Vasudevan Mukunth is the science editor at The Wire.
Researchers report that the monsoons may not have been directly responsible for dissipating the Harappan settlements as much as what they drove in turn: changing which crops were planted.
The Indus Valley, or Harappan, civilisation was an expansive human settlement along the banks of the Indus and Ghaggar-Hakra rivers from around 3,500 BCE, occupying large parts of what are Gujarat, the Indus valley and northwest India today. The civilisation’s many advancements, especially in urban planning and engineering, have had it occupying the pride of place in India’s history as a sign of our own advanced knowledge systems.
Around 1,300 BCE, the civilisation petered out for reasons that aren’t entirely known. A change in monsoon patterns has been the prime suspect. However, the lack of continuous climate records from the time has prevented scientists from confirming this suspicion, leaving the civilisation’s dissipation a matter of debate.
Now, a new study by a group of researchers from around India, led by Anindya Sarkar from IIT-Kharagpur, hopes to narrow the speculation. They studied oxygen isotope levels in animal teeth and bone phosphates from a trench discovered in Bhirrana, a village in Fatehabad, Haryana, in 2005. The results of their analyses were published in the journal Scientific Reports on May 25.
According to them, the isotope levels at various depths in the trench in Bhirrana, together with analyses of surrounding rocks and the soil, are a proxy for continuous records from the time. The researchers also report that the monsoons may not have been directly responsible for dissipating the settlements as much as what they drove in turn: changing which crops were planted.
The rains were suspected at all because areas where the civilisation’s denser centres once thrived are now semi-arid and receive little rain. Moreover, the monsoons have varied throughout the geological epoch we currently live in. Multiple studies in the past have tried to link up such variations with changes in Harappans’ activities but not with complete success.

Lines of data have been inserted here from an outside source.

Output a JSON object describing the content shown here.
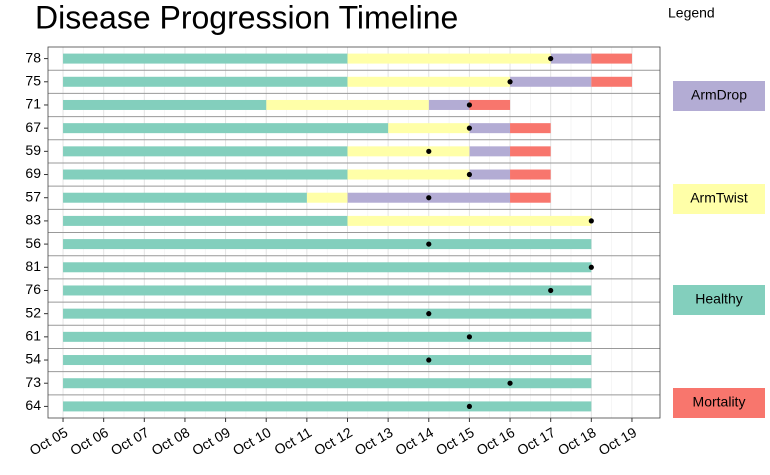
{
  "chart_data": {
    "type": "gantt",
    "title": "Disease Progression Timeline",
    "legend_title": "Legend",
    "categories": [
      "78",
      "75",
      "71",
      "67",
      "59",
      "69",
      "57",
      "83",
      "56",
      "81",
      "76",
      "52",
      "61",
      "54",
      "73",
      "64"
    ],
    "series": [
      {
        "name": "ArmDrop",
        "color": "#b3acd4",
        "start": [
          17,
          16,
          14,
          15,
          15,
          15,
          12,
          null,
          null,
          null,
          null,
          null,
          null,
          null,
          null,
          null
        ],
        "end": [
          18,
          18,
          15,
          16,
          16,
          16,
          16,
          null,
          null,
          null,
          null,
          null,
          null,
          null,
          null,
          null
        ]
      },
      {
        "name": "ArmTwist",
        "color": "#ffffa8",
        "start": [
          12,
          12,
          10,
          13,
          12,
          12,
          11,
          12,
          null,
          null,
          null,
          null,
          null,
          null,
          null,
          null
        ],
        "end": [
          17,
          16,
          14,
          15,
          15,
          15,
          12,
          18,
          null,
          null,
          null,
          null,
          null,
          null,
          null,
          null
        ]
      },
      {
        "name": "Healthy",
        "color": "#83cfbd",
        "start": [
          5,
          5,
          5,
          5,
          5,
          5,
          5,
          5,
          5,
          5,
          5,
          5,
          5,
          5,
          5,
          5
        ],
        "end": [
          12,
          12,
          10,
          13,
          12,
          12,
          11,
          12,
          18,
          18,
          18,
          18,
          18,
          18,
          18,
          18
        ]
      },
      {
        "name": "Mortality",
        "color": "#f8766d",
        "start": [
          18,
          18,
          15,
          16,
          16,
          16,
          16,
          null,
          null,
          null,
          null,
          null,
          null,
          null,
          null,
          null
        ],
        "end": [
          19,
          19,
          16,
          17,
          17,
          17,
          17,
          null,
          null,
          null,
          null,
          null,
          null,
          null,
          null,
          null
        ]
      }
    ],
    "events": [
      17,
      16,
      15,
      15,
      14,
      15,
      14,
      18,
      14,
      18,
      17,
      14,
      15,
      14,
      16,
      15
    ],
    "xlim": [
      4.63,
      19.69
    ],
    "xticks": [
      {
        "value": 5,
        "label": "Oct 05"
      },
      {
        "value": 6,
        "label": "Oct 06"
      },
      {
        "value": 7,
        "label": "Oct 07"
      },
      {
        "value": 8,
        "label": "Oct 08"
      },
      {
        "value": 9,
        "label": "Oct 09"
      },
      {
        "value": 10,
        "label": "Oct 10"
      },
      {
        "value": 11,
        "label": "Oct 11"
      },
      {
        "value": 12,
        "label": "Oct 12"
      },
      {
        "value": 13,
        "label": "Oct 13"
      },
      {
        "value": 14,
        "label": "Oct 14"
      },
      {
        "value": 15,
        "label": "Oct 15"
      },
      {
        "value": 16,
        "label": "Oct 16"
      },
      {
        "value": 17,
        "label": "Oct 17"
      },
      {
        "value": 18,
        "label": "Oct 18"
      },
      {
        "value": 19,
        "label": "Oct 19"
      }
    ],
    "grid": true
  }
}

To the researchers’ credit, they found that the monsoons had started to decline some 4,500 years before the Harappan civilisation vanished, even before it had peaked even. Specifically, they found that monsoon rains intensified between 9,000 and 7,000 BCE before steadily declining between 7,000 and 2,000 BCE. The first 2,000 years of intensifying rains could’ve set up the civilisation for its initial expanse, feeding river valleys and riparian ecosystems, before the decline together with the settlements could’ve left them running low.
The researchers conclude in their paper that there might not have been one single event that drove the Harappan decline – as well as that the Harappans might have even adapted to the weakening monsoons. Instead, they write up another adversary: shifting subsistence strategies and their effect on storage systems. Quoting from the paper:
… the Harappans shifted their crop patterns from the large-grained cereals like wheat and barley during the early part of intensified monsoon to drought-resistant species of small millets and rice in the later part of declining monsoon and thereby changed their subsistence strategy. Because these later crops generally have much lower yield, the organized large storage system of mature Harappan period was abandoned giving rise to smaller more individual household based crop processing and storage system and could act as catalyst for the de-urbanisation of the Harappan civilization rather than an abrupt collapse as suggested by many workers.